Seção Sindical do MGI prepara pauta da Mesa Setorial e mobilização unitária para inclusão do conjunto dos servidores no PL 6170/2025
Seção Sindical do MGI prepara pauta da Mesa Setorial e mobilização unitária para inclusão do conjunto dos servidores no PL 6170/2025
A Seção Sindical do Ministério da Gestão e da Inovação em Serviços Públicos (MGI) retomou o processo de organização política, sindical e de mobilização para unificar a pauta de reivindicações dos servidores, fortalecer a Mesa Setorial de Negociação Permanente (MSNP) do MGI e pressionar pela inclusão do conjunto dos servidores no PL 6170/2025, que trata da reestruturação de carreiras no Executivo Federal.
Os encaminhamentos foram definidos em reunião realizada na quinta-feira, 5, com o objetivo de articular a mobilização unitária, combinando negociação e pressão política para enfrentar as distorções acumuladas na política de pessoal do governo. Entre as reivindicações está a de que a reunião da Mesa Setorial prevista para o dia 25 de fevereiro seja realizada de forma presencial, além da revisão do Regimento Interno para garantir que as reuniões ocorram mensalmente, assegurando regularidade e efetividade ao processo.

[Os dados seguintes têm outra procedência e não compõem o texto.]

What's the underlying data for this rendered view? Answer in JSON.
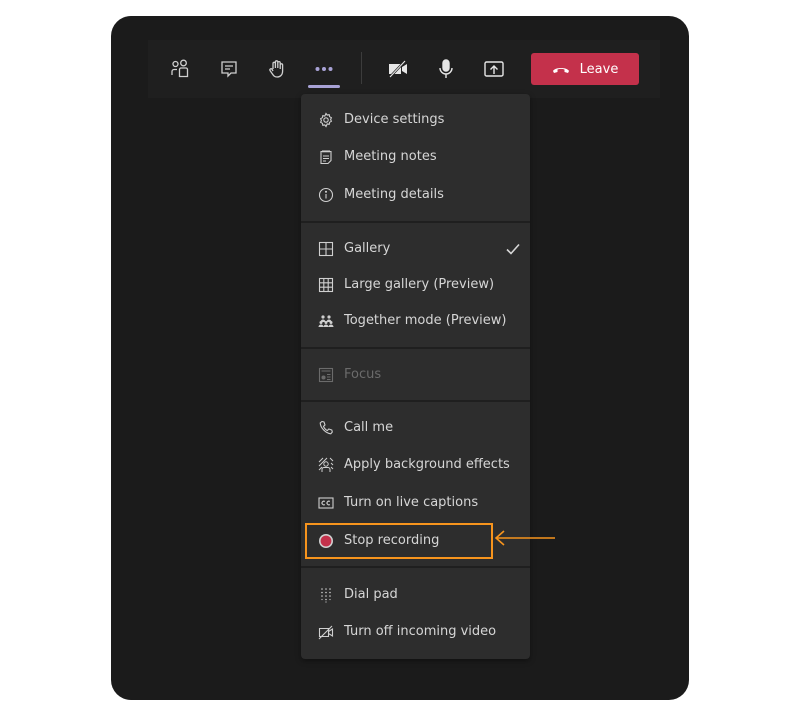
{
  "toolbar": {
    "buttons": [
      {
        "name": "participants-button",
        "icon": "people-icon"
      },
      {
        "name": "chat-button",
        "icon": "chat-icon"
      },
      {
        "name": "raise-hand-button",
        "icon": "hand-icon"
      },
      {
        "name": "more-actions-button",
        "icon": "more-icon",
        "active": true
      },
      {
        "name": "camera-button",
        "icon": "video-off-icon"
      },
      {
        "name": "mic-button",
        "icon": "mic-icon"
      },
      {
        "name": "share-button",
        "icon": "share-tray-icon"
      }
    ],
    "leave_label": "Leave",
    "leave_color": "#c4314b",
    "active_indicator_color": "#a8a2d6"
  },
  "menu": {
    "sections": [
      {
        "items": [
          {
            "label": "Device settings",
            "icon": "gear-icon"
          },
          {
            "label": "Meeting notes",
            "icon": "notes-icon"
          },
          {
            "label": "Meeting details",
            "icon": "info-icon"
          }
        ]
      },
      {
        "items": [
          {
            "label": "Gallery",
            "icon": "gallery-icon",
            "checked": true
          },
          {
            "label": "Large gallery (Preview)",
            "icon": "large-gallery-icon"
          },
          {
            "label": "Together mode (Preview)",
            "icon": "together-mode-icon"
          }
        ]
      },
      {
        "items": [
          {
            "label": "Focus",
            "icon": "focus-icon",
            "disabled": true
          }
        ]
      },
      {
        "items": [
          {
            "label": "Call me",
            "icon": "phone-icon"
          },
          {
            "label": "Apply background effects",
            "icon": "background-effects-icon"
          },
          {
            "label": "Turn on live captions",
            "icon": "captions-icon"
          },
          {
            "label": "Stop recording",
            "icon": "record-icon",
            "highlighted": true
          }
        ]
      },
      {
        "items": [
          {
            "label": "Dial pad",
            "icon": "dial-pad-icon"
          },
          {
            "label": "Turn off incoming video",
            "icon": "video-off-icon"
          }
        ]
      }
    ]
  },
  "annotation": {
    "highlight_color": "#f7941d",
    "target": "Stop recording"
  }
}
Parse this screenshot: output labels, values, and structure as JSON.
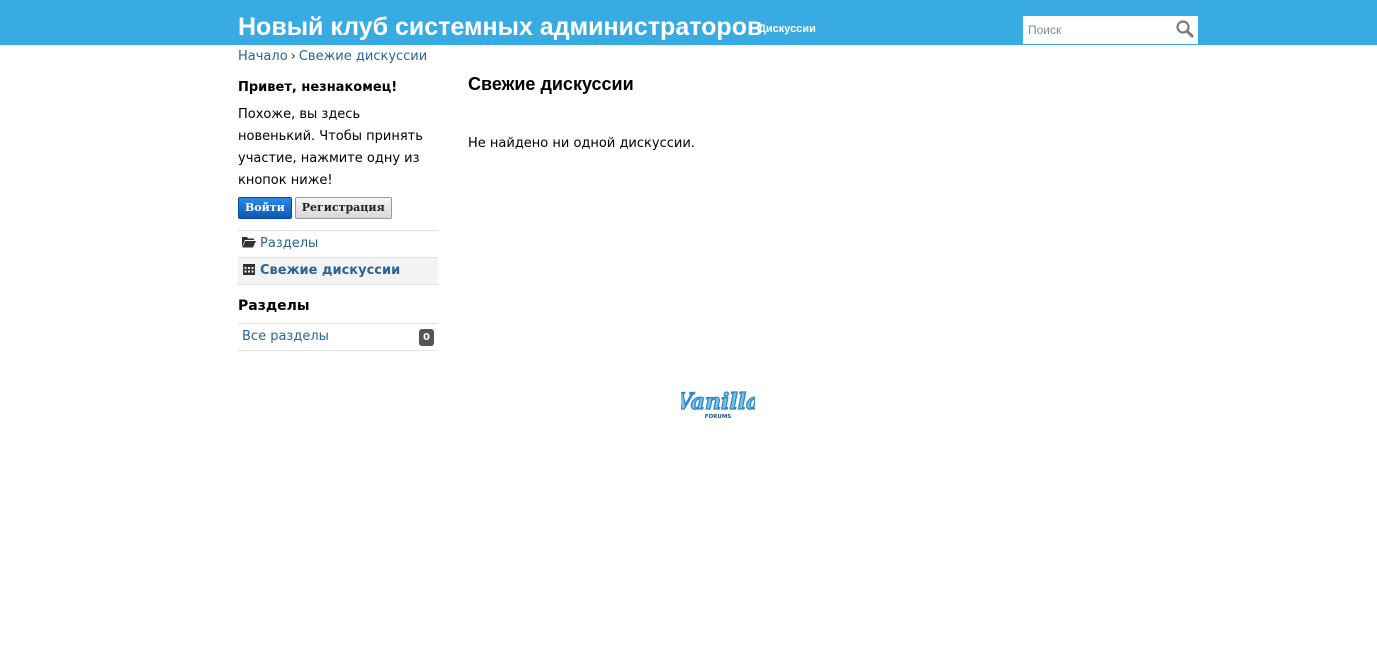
{
  "header": {
    "site_title": "Новый клуб системных администраторов",
    "nav_link": "Дискуссии",
    "search_placeholder": "Поиск",
    "icons": {
      "search": "search-icon"
    },
    "colors": {
      "bar": "#38abe3",
      "link": "#2a6496"
    }
  },
  "breadcrumbs": {
    "home": "Начало",
    "separator": "›",
    "current": "Свежие дискуссии"
  },
  "guest_box": {
    "title": "Привет, незнакомец!",
    "text": "Похоже, вы здесь новенький. Чтобы принять участие, нажмите одну из кнопок ниже!",
    "signin_label": "Войти",
    "register_label": "Регистрация"
  },
  "filters": [
    {
      "label": "Разделы",
      "icon": "folder-open-icon",
      "active": false
    },
    {
      "label": "Свежие дискуссии",
      "icon": "calendar-icon",
      "active": true
    }
  ],
  "categories": {
    "heading": "Разделы",
    "items": [
      {
        "label": "Все разделы",
        "count": "0"
      }
    ]
  },
  "main": {
    "title": "Свежие дискуссии",
    "empty_message": "Не найдено ни одной дискуссии."
  },
  "footer": {
    "logo_text": "Vanilla",
    "logo_subtext": "FORUMS",
    "logo_icon": "vanilla-forums-logo"
  }
}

Também foi definido um calendário de mobilização, que inclui panfletagens nos prédios do ministério, reuniões presenciais e híbridas com os servidores e a convocação de atos unificados, com a publicação de um documento de análise crítica do processo de negociação salarial em curso. A palavra de ordem escolhida para os materiais de mobilização expressa a contradição central vivida no próprio MGI: “MGI! Casa de ferreiro, espeto de pau! Plano de Carreira já!”.
No calendário, estão previstas panfletagem no dia 11 e 19 de fevereiro, no Bloco C, além de uma assembleia no hall do oitavo andar, às 10h30, no dia 12, próxima quinta-feira.
A pauta que será apresentada à Mesa Setorial é ampla e reflete problemas estruturais da política de gestão de pessoas no MGI. Entre os eixos estão o combate ao assédio moral, a defesa de planos de saúde acessíveis, a criação de um Grupo de Trabalho para unificar os planos de carreira existentes, com vistas à correção de distorções salariais, incorporação de gratificações aos vencimentos e valorização dos servidores efetivos.
Também constam reivindicações sobre recomposição da força de trabalho, com concursos públicos para todos os níveis e renovação do CPNU 2024; limitação da terceirização; edição de decreto de ocupação de cargos, reservando ao menos 70% das funções comissionadas a servidores do ministério; melhoria no atendimento a aposentados e pensionistas; garantia de espaços sindicais adequados; e o cumprimento dos acordos já firmados nas mesas específicas.
Outros pontos centrais dizem respeito às regras de promoção e progressão funcional, com aplicação de parâmetros isonômicos entre carreiras, resolução imediata de entraves jurídicos que podem impedir promoções em 2026, garantia de gratificações em casos de cessão e reconhecimento de títulos obtidos antes do ingresso no serviço público.
A Seção Sindical também defende a instituição de concursos de movimentação e remoção, melhorias nos canais de atendimento, unificação de sistemas de avaliação e o pagamento integral da remuneração durante cursos de formação inicial.
Para além da pauta imediata, os servidores apontam a necessidade de inserir no centro da disputa política o debate sobre a Reforma do Estado e as diretrizes para os planos de carreira, resgatando propostas históricas da Condsef/Fenadsef e buscando diálogo direto com o presidente Lula.
A mobilização em curso busca afirmar que não haverá reestruturação justa sem negociação coletiva, valorização da base e inclusão de todos os servidores, rompendo com a lógica fragmentada e excludente que tem marcado a política de pessoal no Executivo Federal.